On the Docket strives to make the decisions of the US Supreme Court more accessible to a broader audience. It pairs AI-generated video with authentic audio of the Court’s key opinions and dissents. The University of Minnesota and Professor Jerry Goldman selected Spooler to help create it.

Longtime SCOTUS reporter Nina Totenberg got it right away, featuring the project on NPR’s All Things Considered.

The Supreme Court’s decisions directly impact US society and culture. Yet the most powerful judicial body in the world does its work largely behind closed doors. Cameras are banned from the Court chamber.
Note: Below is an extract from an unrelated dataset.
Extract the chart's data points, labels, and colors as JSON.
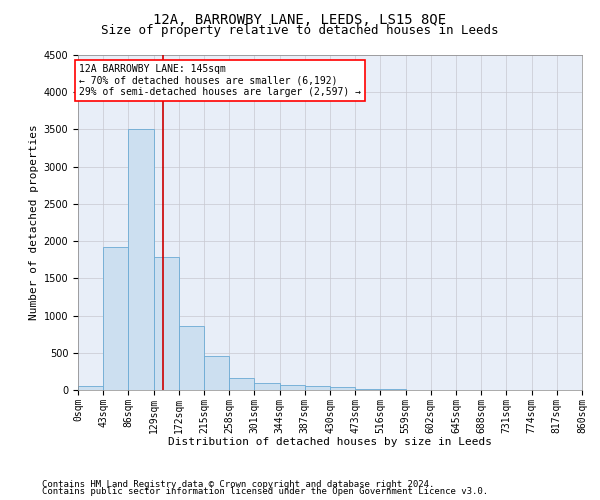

No one except the small audience in attendance can see the Justices summarizing their decisions.

On the Docket changes that.

“After the remarkable reception of Brown Revisited, the Spooler team was thrilled to work with Goldman, Johnson, and Idib again to apply cutting-edge Al video creation techniques to actual Court audio and transcripts. The result enables new audiences to engage with these important civic moments,” said Spooler CEO James O. Boggs.

Archival Audio, Cutting-Edge Video

Here’s how we did it: Spooler used the original audio of the selected cases from the United States National Archives. Starting with photos of the Justices, we created synthetic still images. An AI workflow animated the still images to the original audio.

The audio is authentic. The video is AI-generated. The distinction is transparent. The result is transformative.

Designed for Access

“I came across recordings of opinion announcements starting in the early 1990s,” Goldman said. “These sessions were routinely recorded, but the public rarely got to see the Justices deliver them. It dawned on me that we could bring these recordings to life as videos with the help of AI.”

Idib—who worked with us on the award-winning “Brown Revisited” project—built OnTheDocket.org and developed a social strategy designed to remove every barrier between citizens and the highest court.

“Every design decision was made with that in mind,” said Francesco Stagno d’Alcontres, Idib’s founder and digital director. “This is about transparency. This is about access.”